Although farm animals aren't included in New Zealand's Emissions Trading Scheme (no country has put agriculture in to any sort of GHG scheme), many people still point fingers at 'polluters' and regard the animals and their owners as free-loaders.The rest of Rowarth's article explains why this is "odd". Basically: farmers are the backbone of the economy, NZ's emissions are globally small, and there's really nothing farmers can do anyway.
Whatever our contribution to the nation's economic spine, we farmers are actually free-loaders in respect of emissions. We emit like mad and the taxpayer picks up the tab.

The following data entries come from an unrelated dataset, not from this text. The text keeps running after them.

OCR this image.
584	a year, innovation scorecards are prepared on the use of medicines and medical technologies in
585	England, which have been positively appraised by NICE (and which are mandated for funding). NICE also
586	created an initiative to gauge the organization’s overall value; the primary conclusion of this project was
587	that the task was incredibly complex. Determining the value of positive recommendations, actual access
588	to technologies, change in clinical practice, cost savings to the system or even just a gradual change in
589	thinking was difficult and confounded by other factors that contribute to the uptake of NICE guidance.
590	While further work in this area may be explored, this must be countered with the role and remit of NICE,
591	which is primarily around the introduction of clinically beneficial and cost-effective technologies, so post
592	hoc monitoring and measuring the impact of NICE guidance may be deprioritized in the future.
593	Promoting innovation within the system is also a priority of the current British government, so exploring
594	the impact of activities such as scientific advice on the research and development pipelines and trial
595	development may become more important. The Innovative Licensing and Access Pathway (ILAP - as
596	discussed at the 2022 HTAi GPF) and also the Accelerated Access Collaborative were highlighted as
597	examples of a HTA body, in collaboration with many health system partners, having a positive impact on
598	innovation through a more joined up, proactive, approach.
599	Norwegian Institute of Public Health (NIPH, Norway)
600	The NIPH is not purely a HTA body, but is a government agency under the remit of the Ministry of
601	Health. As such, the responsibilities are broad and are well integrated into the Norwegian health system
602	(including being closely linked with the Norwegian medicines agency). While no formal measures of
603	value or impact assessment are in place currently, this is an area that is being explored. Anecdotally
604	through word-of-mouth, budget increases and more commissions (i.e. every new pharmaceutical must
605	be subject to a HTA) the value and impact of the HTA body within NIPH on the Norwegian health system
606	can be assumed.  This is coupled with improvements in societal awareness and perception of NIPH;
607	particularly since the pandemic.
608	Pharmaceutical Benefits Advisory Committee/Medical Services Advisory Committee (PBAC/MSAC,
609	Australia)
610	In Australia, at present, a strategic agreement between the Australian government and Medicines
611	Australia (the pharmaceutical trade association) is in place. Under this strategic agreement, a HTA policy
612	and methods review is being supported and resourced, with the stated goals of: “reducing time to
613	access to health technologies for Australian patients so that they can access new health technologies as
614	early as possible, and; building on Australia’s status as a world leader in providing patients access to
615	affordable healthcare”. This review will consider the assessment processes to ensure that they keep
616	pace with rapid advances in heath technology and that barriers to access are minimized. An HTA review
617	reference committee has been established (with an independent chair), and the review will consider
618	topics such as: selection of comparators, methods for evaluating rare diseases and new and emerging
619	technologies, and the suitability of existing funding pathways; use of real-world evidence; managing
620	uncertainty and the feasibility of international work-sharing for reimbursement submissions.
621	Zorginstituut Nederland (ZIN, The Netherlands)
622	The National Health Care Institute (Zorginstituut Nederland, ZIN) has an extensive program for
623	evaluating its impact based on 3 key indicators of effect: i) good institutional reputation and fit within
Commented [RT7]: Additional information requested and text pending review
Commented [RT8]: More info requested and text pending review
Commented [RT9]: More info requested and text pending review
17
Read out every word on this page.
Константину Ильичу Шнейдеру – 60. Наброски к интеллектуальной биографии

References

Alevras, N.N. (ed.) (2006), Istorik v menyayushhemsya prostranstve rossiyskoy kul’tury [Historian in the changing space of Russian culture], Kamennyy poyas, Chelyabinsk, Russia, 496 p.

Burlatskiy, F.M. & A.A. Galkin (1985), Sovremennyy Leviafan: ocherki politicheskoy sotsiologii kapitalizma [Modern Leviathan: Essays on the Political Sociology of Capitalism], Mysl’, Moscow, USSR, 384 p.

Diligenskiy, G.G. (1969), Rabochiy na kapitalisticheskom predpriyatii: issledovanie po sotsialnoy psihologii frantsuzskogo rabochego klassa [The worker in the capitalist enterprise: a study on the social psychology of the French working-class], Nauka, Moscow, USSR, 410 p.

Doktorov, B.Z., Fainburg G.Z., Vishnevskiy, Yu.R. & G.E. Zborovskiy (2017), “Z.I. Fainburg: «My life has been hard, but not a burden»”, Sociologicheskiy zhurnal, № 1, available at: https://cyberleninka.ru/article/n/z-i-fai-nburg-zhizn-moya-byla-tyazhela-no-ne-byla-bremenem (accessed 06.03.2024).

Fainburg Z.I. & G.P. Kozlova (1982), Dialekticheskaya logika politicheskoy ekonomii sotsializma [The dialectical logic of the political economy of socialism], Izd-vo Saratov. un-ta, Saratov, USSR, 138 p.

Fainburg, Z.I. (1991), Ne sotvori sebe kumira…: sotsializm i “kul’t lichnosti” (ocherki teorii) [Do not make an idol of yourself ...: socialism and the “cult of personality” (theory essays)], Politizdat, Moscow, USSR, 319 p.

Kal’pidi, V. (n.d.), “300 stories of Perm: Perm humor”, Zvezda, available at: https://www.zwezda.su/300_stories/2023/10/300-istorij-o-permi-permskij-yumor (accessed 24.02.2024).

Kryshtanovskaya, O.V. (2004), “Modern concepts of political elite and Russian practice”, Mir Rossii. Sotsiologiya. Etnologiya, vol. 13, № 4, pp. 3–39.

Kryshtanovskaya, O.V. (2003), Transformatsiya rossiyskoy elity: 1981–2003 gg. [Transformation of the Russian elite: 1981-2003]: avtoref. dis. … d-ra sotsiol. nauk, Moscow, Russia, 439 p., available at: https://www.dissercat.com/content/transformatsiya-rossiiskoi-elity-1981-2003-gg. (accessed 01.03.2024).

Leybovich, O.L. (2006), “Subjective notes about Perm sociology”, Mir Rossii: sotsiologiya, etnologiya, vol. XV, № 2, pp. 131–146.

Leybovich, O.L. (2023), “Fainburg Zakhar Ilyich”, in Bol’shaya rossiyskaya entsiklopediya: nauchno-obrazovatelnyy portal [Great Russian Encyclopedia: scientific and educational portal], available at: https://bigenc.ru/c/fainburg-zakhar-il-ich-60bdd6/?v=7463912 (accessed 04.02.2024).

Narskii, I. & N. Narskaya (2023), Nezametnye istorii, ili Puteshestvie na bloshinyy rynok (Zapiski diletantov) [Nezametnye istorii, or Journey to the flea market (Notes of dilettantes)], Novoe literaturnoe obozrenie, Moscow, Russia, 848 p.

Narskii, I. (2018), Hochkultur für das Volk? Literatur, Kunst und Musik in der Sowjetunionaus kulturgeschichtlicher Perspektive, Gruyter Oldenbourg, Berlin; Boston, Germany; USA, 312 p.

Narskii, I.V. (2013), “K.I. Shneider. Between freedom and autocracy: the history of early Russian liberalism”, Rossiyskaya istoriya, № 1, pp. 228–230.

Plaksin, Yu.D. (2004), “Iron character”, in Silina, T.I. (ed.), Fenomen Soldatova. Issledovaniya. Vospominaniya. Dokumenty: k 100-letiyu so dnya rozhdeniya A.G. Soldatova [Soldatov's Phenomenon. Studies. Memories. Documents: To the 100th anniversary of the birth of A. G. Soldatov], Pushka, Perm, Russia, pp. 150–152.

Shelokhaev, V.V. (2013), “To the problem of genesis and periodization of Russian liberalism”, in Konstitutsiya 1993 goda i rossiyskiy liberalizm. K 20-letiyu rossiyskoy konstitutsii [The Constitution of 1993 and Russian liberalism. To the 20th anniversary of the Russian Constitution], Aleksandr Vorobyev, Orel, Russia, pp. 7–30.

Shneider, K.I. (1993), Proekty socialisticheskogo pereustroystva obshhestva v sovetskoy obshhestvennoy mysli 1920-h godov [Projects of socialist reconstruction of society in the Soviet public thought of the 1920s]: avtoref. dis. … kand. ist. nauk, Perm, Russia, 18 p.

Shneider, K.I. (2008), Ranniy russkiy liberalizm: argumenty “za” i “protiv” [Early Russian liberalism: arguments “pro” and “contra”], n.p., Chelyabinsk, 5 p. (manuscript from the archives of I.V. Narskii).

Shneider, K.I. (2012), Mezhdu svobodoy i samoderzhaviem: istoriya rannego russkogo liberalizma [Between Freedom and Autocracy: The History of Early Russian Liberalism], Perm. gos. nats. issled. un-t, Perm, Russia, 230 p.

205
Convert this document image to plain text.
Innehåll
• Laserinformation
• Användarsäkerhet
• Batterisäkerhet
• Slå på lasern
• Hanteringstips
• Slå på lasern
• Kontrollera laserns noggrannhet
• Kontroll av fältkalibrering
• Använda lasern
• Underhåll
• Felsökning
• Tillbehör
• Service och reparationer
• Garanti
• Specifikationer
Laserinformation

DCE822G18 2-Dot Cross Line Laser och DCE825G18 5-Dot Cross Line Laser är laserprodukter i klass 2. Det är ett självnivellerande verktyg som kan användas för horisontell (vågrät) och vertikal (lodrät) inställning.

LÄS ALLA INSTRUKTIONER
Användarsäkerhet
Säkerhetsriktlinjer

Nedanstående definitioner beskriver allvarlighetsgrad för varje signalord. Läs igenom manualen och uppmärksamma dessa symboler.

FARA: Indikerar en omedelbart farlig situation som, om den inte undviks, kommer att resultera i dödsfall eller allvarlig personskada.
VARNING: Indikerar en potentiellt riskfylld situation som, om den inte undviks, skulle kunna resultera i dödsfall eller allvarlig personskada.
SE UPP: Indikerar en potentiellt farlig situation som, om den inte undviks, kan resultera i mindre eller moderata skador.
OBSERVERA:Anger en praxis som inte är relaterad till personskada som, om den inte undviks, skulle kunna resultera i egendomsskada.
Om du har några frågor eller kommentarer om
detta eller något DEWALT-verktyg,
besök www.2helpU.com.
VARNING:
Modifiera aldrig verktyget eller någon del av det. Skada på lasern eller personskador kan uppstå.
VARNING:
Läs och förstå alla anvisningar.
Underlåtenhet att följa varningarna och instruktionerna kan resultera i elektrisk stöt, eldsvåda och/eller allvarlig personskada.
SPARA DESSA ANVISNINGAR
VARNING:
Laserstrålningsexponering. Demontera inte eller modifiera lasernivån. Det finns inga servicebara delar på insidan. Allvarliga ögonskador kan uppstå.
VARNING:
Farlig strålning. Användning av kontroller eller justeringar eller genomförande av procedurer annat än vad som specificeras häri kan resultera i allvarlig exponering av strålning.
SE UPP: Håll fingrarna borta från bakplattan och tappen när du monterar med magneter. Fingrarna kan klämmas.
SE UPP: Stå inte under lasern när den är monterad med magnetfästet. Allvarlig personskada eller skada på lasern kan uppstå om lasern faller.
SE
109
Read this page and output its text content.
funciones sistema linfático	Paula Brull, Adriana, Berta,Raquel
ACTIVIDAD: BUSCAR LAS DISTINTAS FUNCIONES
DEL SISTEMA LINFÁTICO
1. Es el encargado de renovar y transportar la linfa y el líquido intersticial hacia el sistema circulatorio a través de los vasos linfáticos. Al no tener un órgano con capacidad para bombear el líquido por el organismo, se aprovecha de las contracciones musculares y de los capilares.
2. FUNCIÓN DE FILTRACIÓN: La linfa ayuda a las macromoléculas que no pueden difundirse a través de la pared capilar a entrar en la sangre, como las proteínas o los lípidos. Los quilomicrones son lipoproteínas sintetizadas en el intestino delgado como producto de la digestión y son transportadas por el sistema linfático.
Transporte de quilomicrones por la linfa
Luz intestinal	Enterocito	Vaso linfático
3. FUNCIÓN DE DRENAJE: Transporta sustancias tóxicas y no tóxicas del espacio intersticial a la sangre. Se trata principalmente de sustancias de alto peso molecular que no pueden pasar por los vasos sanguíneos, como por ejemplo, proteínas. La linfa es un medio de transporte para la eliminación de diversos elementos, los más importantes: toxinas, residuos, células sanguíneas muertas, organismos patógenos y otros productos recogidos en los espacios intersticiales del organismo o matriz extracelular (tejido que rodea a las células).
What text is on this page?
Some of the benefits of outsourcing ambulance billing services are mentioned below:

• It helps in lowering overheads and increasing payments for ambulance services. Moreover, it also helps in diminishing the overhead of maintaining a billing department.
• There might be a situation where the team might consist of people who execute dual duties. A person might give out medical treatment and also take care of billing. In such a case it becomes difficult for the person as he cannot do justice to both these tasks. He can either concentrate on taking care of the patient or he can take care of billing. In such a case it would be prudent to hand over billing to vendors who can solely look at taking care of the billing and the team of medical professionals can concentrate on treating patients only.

This is the undeniable truth - regular payments are being made by the NZ government for our agricultural emissions.
Yet the chief EPA scientist supplied an opinion piece to the Rural News, on the topic of agricultural GHG emissions, that doesn't just avoid admitting the public subsidy of agricultural emissions, but is entirely framed as a counter-argument to the 'odd' people who are rude enough to mention it in public.
The EPA administers New Zealand's ETS. The EPA said they hired Rowarth to help "New Zealanders understand the science behind EPA decisions". That's a fine role, but it does not include spouting bollocks about ETS policy in the rural press.
Call me old-fashioned, but this seems like a no-no to me. Suppose for example that Electricity Authority hired Lew Evans or Geoff Bertram as its chief economist and let them keep spouting their views in the mainstream media. Or suppose that FSANZ hired Katherine Rich or Sue Kedgely on similar terms regarding food policy. Or suppose the police hired Garth McVicar or Dakta Green as a drugs policy advisor without constraints on how that role was parlayed in the news media.
I reckon that regulators should not be public advocates for or against the laws they enforce.
Update 5 Jan
Based on FB discussion I think the above post goes a bit too far, because it doesn't mention the fact that regulators should actually promote the things they're legally charged with promoting and we should applaud regulators when they do this.
I don't think this saves Dr Rowarth however. The objective of the EPA is "to undertake its functions in a way that contributes to the efficient, effective and transparent management of New Zealand's environment and natural and physical resources".
We might disagree about whether Dr Rowarth's column was contributing to the "efficient and effective" part of this objective, and I would argue it wasn't, but there was definitely no "transparent" contribution. On the contrary, the article opened with a deliberate attempt to obscure the fact that cleaners and truck drivers pay for farmers' emissions through their taxes.